Sélectionné au festival de Cannes, Sur la Route, adaptation du roman-culte de Jack Kerouac, met en images un périple automobile qui lie intimement l’art, le destin et la vie. Sal décide de partir sur les routes sans fin à la recherche d’une existence libre de tous les impératifs moraux et conformismes bourgeois. En compagnie de Dean et de Marylou, le héros sillonne près de trois ans les États-Unis et le Mexique. Le trio mène une vie d’expédients, ponctuée d’expériences limites, qui n’est pas, malgré leurs dérives, une vie de débauche, pour peu que l’on perçoive, derrière le free sexe, l’alcool et la drogue, leur quête commune de pureté, presque de sainteté.
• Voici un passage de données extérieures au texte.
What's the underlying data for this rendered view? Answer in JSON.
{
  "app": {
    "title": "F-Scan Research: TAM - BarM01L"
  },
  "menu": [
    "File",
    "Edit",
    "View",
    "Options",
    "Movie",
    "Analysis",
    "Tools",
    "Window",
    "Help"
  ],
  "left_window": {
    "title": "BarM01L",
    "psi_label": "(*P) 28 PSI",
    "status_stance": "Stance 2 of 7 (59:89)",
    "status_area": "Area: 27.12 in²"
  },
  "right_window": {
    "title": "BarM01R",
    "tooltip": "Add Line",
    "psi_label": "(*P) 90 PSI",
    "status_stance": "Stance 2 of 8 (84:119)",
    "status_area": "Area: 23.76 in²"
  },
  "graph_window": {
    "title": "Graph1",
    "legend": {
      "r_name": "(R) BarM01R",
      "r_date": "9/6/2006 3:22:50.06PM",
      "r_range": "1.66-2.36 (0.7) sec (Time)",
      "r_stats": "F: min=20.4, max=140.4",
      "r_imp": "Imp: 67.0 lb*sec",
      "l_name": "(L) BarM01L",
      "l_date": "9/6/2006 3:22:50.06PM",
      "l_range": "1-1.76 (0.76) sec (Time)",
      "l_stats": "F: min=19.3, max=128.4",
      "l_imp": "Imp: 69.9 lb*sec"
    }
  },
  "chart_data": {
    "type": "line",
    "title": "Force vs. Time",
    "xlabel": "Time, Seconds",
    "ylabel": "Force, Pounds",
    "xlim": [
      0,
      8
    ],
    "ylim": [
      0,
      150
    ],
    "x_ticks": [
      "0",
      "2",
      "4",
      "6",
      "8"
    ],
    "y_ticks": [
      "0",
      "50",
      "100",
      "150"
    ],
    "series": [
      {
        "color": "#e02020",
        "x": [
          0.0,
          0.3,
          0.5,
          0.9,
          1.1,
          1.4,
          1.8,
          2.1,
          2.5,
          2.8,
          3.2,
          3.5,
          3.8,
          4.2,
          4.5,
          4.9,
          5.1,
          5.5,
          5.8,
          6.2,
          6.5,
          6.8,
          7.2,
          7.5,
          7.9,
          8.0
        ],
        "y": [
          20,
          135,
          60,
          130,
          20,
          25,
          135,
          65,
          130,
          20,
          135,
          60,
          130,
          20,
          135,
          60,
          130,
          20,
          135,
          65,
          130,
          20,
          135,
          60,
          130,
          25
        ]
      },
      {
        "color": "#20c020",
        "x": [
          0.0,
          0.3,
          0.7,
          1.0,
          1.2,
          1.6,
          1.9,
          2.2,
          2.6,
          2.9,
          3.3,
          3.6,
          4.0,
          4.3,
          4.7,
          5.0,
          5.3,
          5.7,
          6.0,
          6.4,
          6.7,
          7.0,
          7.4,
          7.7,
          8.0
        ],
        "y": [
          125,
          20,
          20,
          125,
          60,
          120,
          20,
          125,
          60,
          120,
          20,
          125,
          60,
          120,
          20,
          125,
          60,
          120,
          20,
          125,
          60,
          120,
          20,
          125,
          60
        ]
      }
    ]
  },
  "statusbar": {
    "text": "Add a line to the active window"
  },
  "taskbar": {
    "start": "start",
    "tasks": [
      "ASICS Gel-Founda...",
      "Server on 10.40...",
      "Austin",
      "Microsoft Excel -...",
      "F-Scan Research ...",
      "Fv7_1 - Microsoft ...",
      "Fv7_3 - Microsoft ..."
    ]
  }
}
Cette recherche, tous trois l’exercent à corps perdu chaque jour qu’ils sculptent de leur folie sacrée, et en tous lieux.
Sal, recopiera les notes de voyage consignées dans de petits carnets sur un long rouleau de papier et donnera naissance à un grand roman américain. Sur la Route est à la fois une contestation burlesque et jazzique de l’American way of life et un hymne métaphysique à l’Amérique. Il est l’acte fondateur d’un mouvement, presque une religion, la Beat Generation. Le film de Walter Salles rend brillamment l’atmosphère qui règne dans tous les livres du marquis de Kerouac. Ces scènes répétitives, simples et belles, nous font pénétrer l’intimité de ces Clochards célestes, leur soif d’absolu, qui transcende le voyage terrestre pour en faire un voyage vers le Ciel. Le sexe se pratique à plusieurs, on invite ses amis à partager sa compagne. On s’arrête sur la route pour ramasser des auto-stoppeurs. On ne s’attache à aucun bien matériel. Les scènes de sexe sont longues, jusqu’à toucher ces corps en sueur, couverts de crasse, seule matière encore palpable, seul résidu du monde matériel, seule vanité. Bien que répétitifs, les divers épisodes amoureux sont d’une beauté étrange, sans nulle trace de violence. La confiance dans l’homme, dans les amis, éphémères vagabonds de rencontre, sans-le sou ou vieux complices de défonce, est la condition nécessaire à une si aventureuse Odyssée. Malgré l’échangisme pratiqué par Sal et ses compagnons, aucune dispute, jamais, n’éclate. L’amour domine.
Le film conserve la trace de l’écrit légendaire de Kerouac, qui intervient comme un liant entre toutes ces scènes disparates, brodant une étoffe rimbaldienne de tous ces morceaux de tissus. L’écrit est toujours présent, comme le faisait remarquer Duras, entre les êtres, les choses. Ce qui s’écrit, c’est l’espace entre eux. Dans le film, l’écrit est la condition de l’amour, il comble le vide entre les corps, les paysages, et rend au monde son unité originelle, dont sont si avidement en quête les personnages. Plus le film s’avance, plus nous prend l’envie à nous, spectateurs, de partir, à notre tour, avant qu’il ne soit trop tard dans nos vies trop réglées, sur les routes. Nous désirons être à la place de Sal et ses amis. Nous voulons vivre comme l’ont fait Kerouac et ses émules beatniks. En ceci, le film est une réussite. Las ! Au lieu d’être sur les routes, au beau milieu de quelque part, dans l’Amérique triomphante, kitsch et oppressive des années 50 ou dans le vaste monde, nous sommes assis, bourgeoisement, dans une salle de cinéma. Au moment où l’envie nous vient de chausser des semelles de vent, alors qu’on se découvre un côté beatnik longtemps refoulé, nous réalisons que nos voisins nous bloquent la voie vers un monde plus libre. Nous ne pouvons pas même nous lever, quitter notre siège. Nous sommes enfermés dans une salle obscure qui n’a rien d’une lice propice à ces aventures libertaires auxquelles nous rêvons. Le dehors lui-même ne nous libérera pas. L’espace n’est plus ouvert. La Route n’est plus. La plus grande réussite du film est aussi son échec. Celui de transporter le spectateur dans une contrée infinie et libre, qu’il n’habitera jamais.